Monday, November 20, 2006

Nanotube

A nanotube is a tiny, hollow, long, thin and strong tube with an outside diameter of a nanometer that is formed from atoms such as carbon. A hair from a person’s head is around 50,000 nanometers wide. If you split a hair into 50,000 strands, that would be the width of a nanometer.

Nanotubes are really important in technology, because when they are made a certain way, a nanotube can conduct (allow movement of) electricity as well as copper does. When they are made a slightly different way, nanotubes are electrical semiconductors, which mean they can be switched between insulating from electricity to conducting electricity. Semiconductors make it possible to miniaturize electronic components. Nanotubes can be either semiconductors or conductors depending on how they are made. Nanotubes are also stronger than steel, so long filaments can be used to create super-tough lightweight materials. To understand how strong a nanotube is, think of a hair holding up a barbell. Although the carbon nanotubes were discovered 15 years ago, their use has been limited due to the complex, dangerous, and expensive methods for their production.

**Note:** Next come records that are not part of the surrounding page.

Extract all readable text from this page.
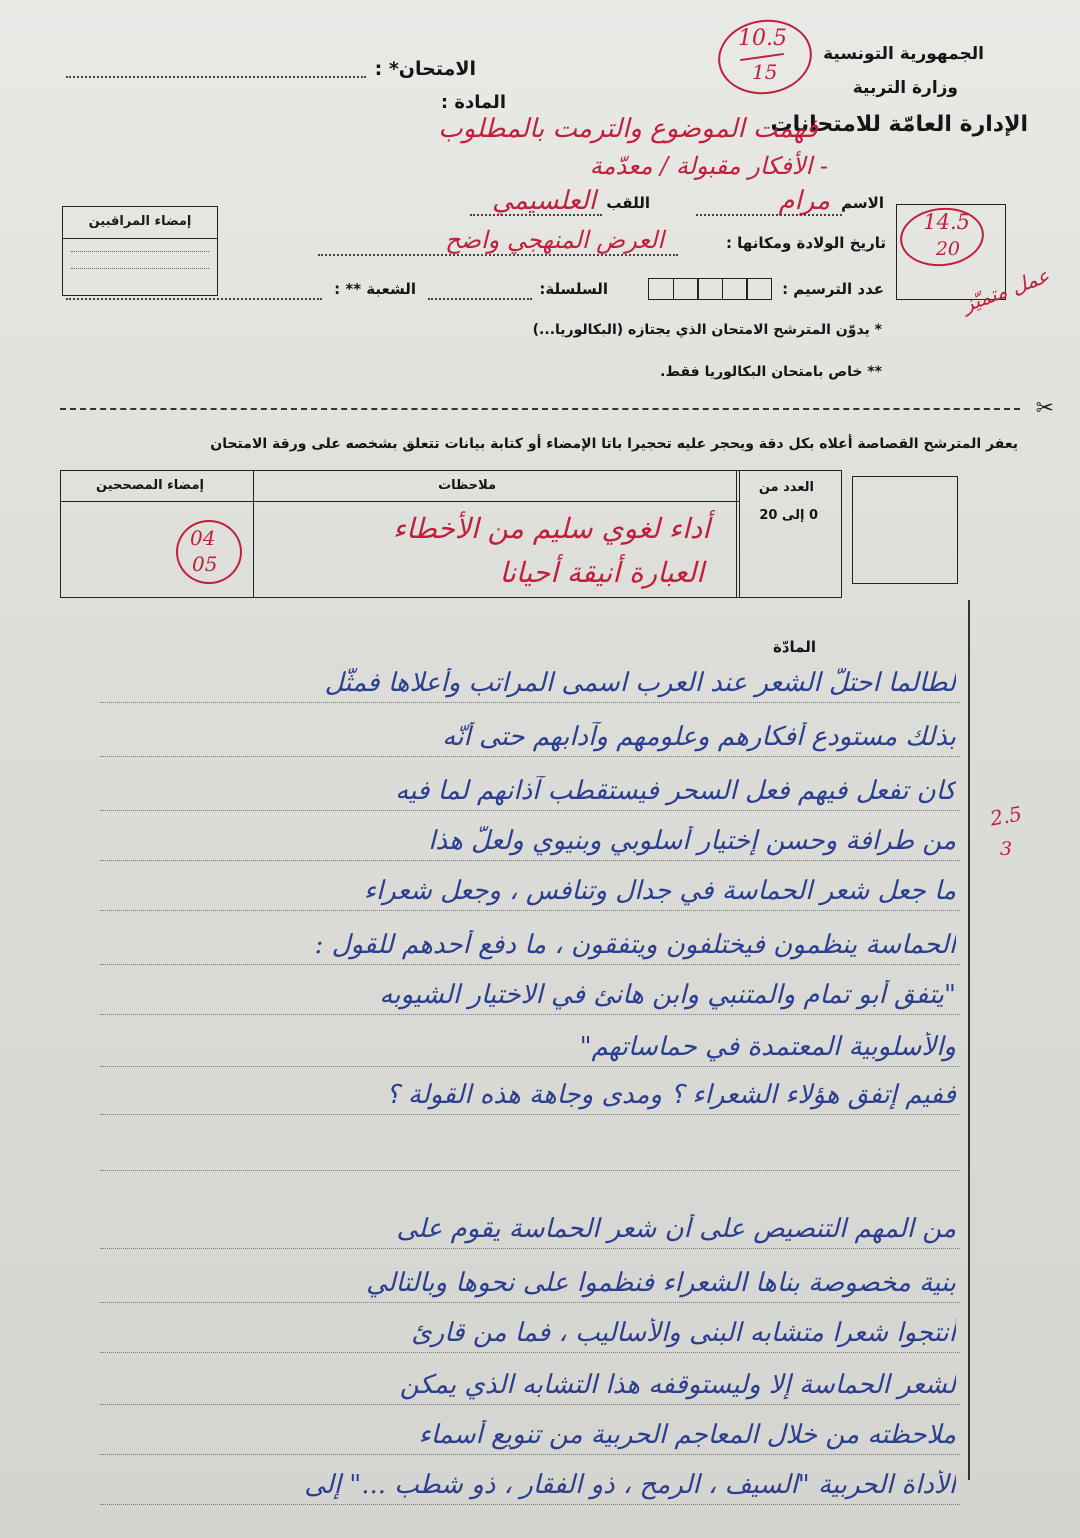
الجمهورية التونسية
وزارة التربية
الإدارة العامّة للامتحانات
الامتحان* :
المادة :
10.5
15
فهمت الموضوع والترمت بالمطلوب
- الأفكار مقبولة / معدّمة
إمضاء المراقبين	14.5
20
الاسم
مرام
اللقب
العلسيمي
تاريخ الولادة ومكانها :
العرض المنهجي واضح
عدد الترسيم :
السلسلة:
الشعبة ** :
* يدوّن المترشح الامتحان الذي يجتازه (البكالوريا...)
** خاص بامتحان البكالوريا فقط.
عمل متميّز
✂
يعفر المترشح القصاصة أعلاه بكل دقة ويحجر عليه تحجيرا باتا الإمضاء أو كتابة بيانات تتعلق بشخصه على ورقة الامتحان
ملاحظات
إمضاء المصححين	العدد من
0 إلى 20
أداء لغوي سليم من الأخطاء
العبارة أنيقة أحيانا
04
05
المادّة
2.5
3
لطالما احتلّ الشعر عند العرب اسمى المراتب وأعلاها فمثّل
بذلك مستودع أفكارهم وعلومهم وآدابهم حتى أنّه
كان تفعل فيهم فعل السحر فيستقطب آذانهم لما فيه
من طرافة وحسن إختيار أسلوبي وبنيوي ولعلّ هذا
ما جعل شعر الحماسة في جدال وتنافس ، وجعل شعراء
الحماسة ينظمون فيختلفون ويتفقون ، ما دفع أحدهم للقول :
"يتفق أبو تمام والمتنبي وابن هانئ في الاختيار الشيوبه
والأسلوبية المعتمدة في حماساتهم"
ففيم إتفق هؤلاء الشعراء ؟ ومدى وجاهة هذه القولة ؟
من المهم التنصيص على أن شعر الحماسة يقوم على
بنية مخصوصة بناها الشعراء فنظموا على نحوها وبالتالي
أنتجوا شعرا متشابه البنى والأساليب ، فما من قارئ
لشعر الحماسة إلا وليستوقفه هذا التشابه الذي يمكن
ملاحظته من خلال المعاجم الحربية من تنويع أسماء
الأداة الحربية "السيف ، الرمح ، ذو الفقار ، ذو شطب ..." إلى
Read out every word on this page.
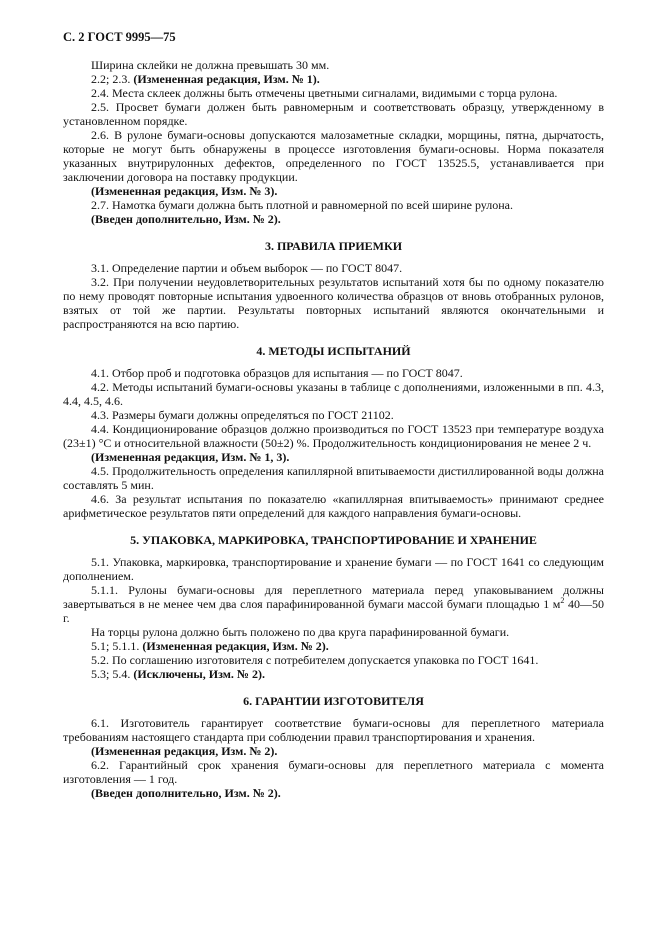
С. 2 ГОСТ 9995—75

Ширина склейки не должна превышать 30 мм.

2.2; 2.3. (Измененная редакция, Изм. № 1).

2.4. Места склеек должны быть отмечены цветными сигналами, видимыми с торца рулона.

2.5. Просвет бумаги должен быть равномерным и соответствовать образцу, утвержденному в установленном порядке.

2.6. В рулоне бумаги-основы допускаются малозаметные складки, морщины, пятна, дырчатость, которые не могут быть обнаружены в процессе изготовления бумаги-основы. Норма показателя указанных внутрирулонных дефектов, определенного по ГОСТ 13525.5, устанавливается при заключении договора на поставку продукции.

(Измененная редакция, Изм. № 3).

2.7. Намотка бумаги должна быть плотной и равномерной по всей ширине рулона.

(Введен дополнительно, Изм. № 2).

3. ПРАВИЛА ПРИЕМКИ

3.1. Определение партии и объем выборок — по ГОСТ 8047.

3.2. При получении неудовлетворительных результатов испытаний хотя бы по одному показателю по нему проводят повторные испытания удвоенного количества образцов от вновь отобранных рулонов, взятых от той же партии. Результаты повторных испытаний являются окончательными и распространяются на всю партию.

4. МЕТОДЫ ИСПЫТАНИЙ

4.1. Отбор проб и подготовка образцов для испытания — по ГОСТ 8047.

4.2. Методы испытаний бумаги-основы указаны в таблице с дополнениями, изложенными в пп. 4.3, 4.4, 4.5, 4.6.

4.3. Размеры бумаги должны определяться по ГОСТ 21102.

4.4. Кондиционирование образцов должно производиться по ГОСТ 13523 при температуре воздуха (23±1) °С и относительной влажности (50±2) %. Продолжительность кондиционирования не менее 2 ч.

(Измененная редакция, Изм. № 1, 3).

4.5. Продолжительность определения капиллярной впитываемости дистиллированной воды должна составлять 5 мин.

4.6. За результат испытания по показателю «капиллярная впитываемость» принимают среднее арифметическое результатов пяти определений для каждого направления бумаги-основы.

5. УПАКОВКА, МАРКИРОВКА, ТРАНСПОРТИРОВАНИЕ И ХРАНЕНИЕ

5.1. Упаковка, маркировка, транспортирование и хранение бумаги — по ГОСТ 1641 со следующим дополнением.

5.1.1. Рулоны бумаги-основы для переплетного материала перед упаковыванием должны завертываться в не менее чем два слоя парафинированной бумаги массой бумаги площадью 1 $м^2$ 40—50 г.

На торцы рулона должно быть положено по два круга парафинированной бумаги.

5.1; 5.1.1. (Измененная редакция, Изм. № 2).

5.2. По соглашению изготовителя с потребителем допускается упаковка по ГОСТ 1641.

5.3; 5.4. (Исключены, Изм. № 2).

6. ГАРАНТИИ ИЗГОТОВИТЕЛЯ

6.1. Изготовитель гарантирует соответствие бумаги-основы для переплетного материала требованиям настоящего стандарта при соблюдении правил транспортирования и хранения.

(Измененная редакция, Изм. № 2).

6.2. Гарантийный срок хранения бумаги-основы для переплетного материала с момента изготовления — 1 год.

(Введен дополнительно, Изм. № 2).
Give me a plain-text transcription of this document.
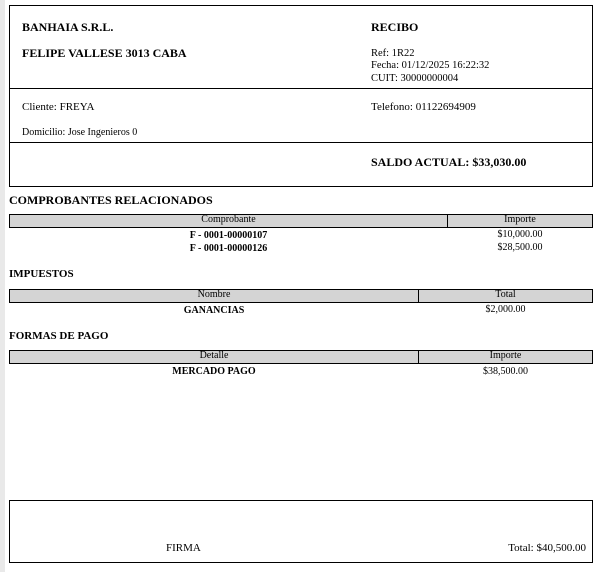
BANHAIA S.R.L.
FELIPE VALLESE 3013 CABA
RECIBO
Ref: 1R22
Fecha: 01/12/2025 16:22:32
CUIT: 30000000004
Cliente: FREYA	Telefono: 01122694909
Domicilio: Jose Ingenieros 0
SALDO ACTUAL: $33,030.00
COMPROBANTES RELACIONADOS
Comprobante	Importe
F - 0001-00000107	$10,000.00
F - 0001-00000126	$28,500.00
IMPUESTOS
Nombre	Total
GANANCIAS	$2,000.00
FORMAS DE PAGO
Detalle	Importe
MERCADO PAGO	$38,500.00
FIRMA	Total: $40,500.00
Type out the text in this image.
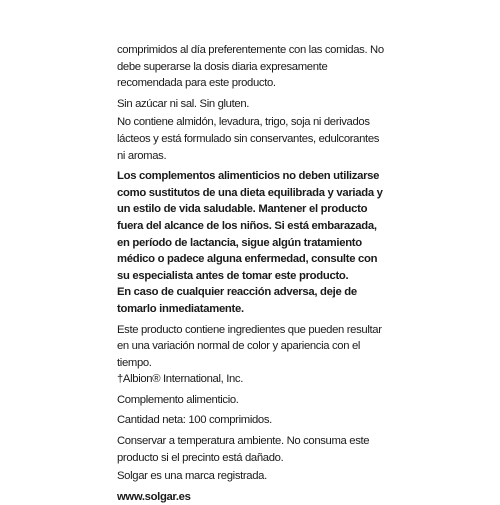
comprimidos al día preferentemente con las comidas. No debe superarse la dosis diaria expresamente recomendada para este producto.

Sin azúcar ni sal. Sin gluten.

No contiene almidón, levadura, trigo, soja ni derivados lácteos y está formulado sin conservantes, edulcorantes ni aromas.

Los complementos alimenticios no deben utilizarse como sustitutos de una dieta equilibrada y variada y un estilo de vida saludable. Mantener el producto fuera del alcance de los niños. Si está embarazada, en período de lactancia, sigue algún tratamiento médico o padece alguna enfermedad, consulte con su especialista antes de tomar este producto.

En caso de cualquier reacción adversa, deje de tomarlo inmediatamente.

Este producto contiene ingredientes que pueden resultar en una variación normal de color y apariencia con el tiempo.

†Albion® International, Inc.

Complemento alimenticio.

Cantidad neta: 100 comprimidos.

Conservar a temperatura ambiente. No consuma este producto si el precinto está dañado.

Solgar es una marca registrada.

www.solgar.es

However, researchers Drs. Jeannette Benavides and Henning Leidecker at NASA's Goddard Space Flight Center, Greenbelt, Md., developed a simpler, safer, and much less costly process to make these carbon nanotubes.

Earlier this year, NASA licensed its patented technique for manufacturing these high-quality "single-walled carbon nanotubes" to Idaho Space Materials (ISM) in Boise, Idaho. Now the carbon nanotubes based on this creation process are being used by researchers and companies that are working on things that will impact almost every facet of life, such as new materials with ceramics and polymers.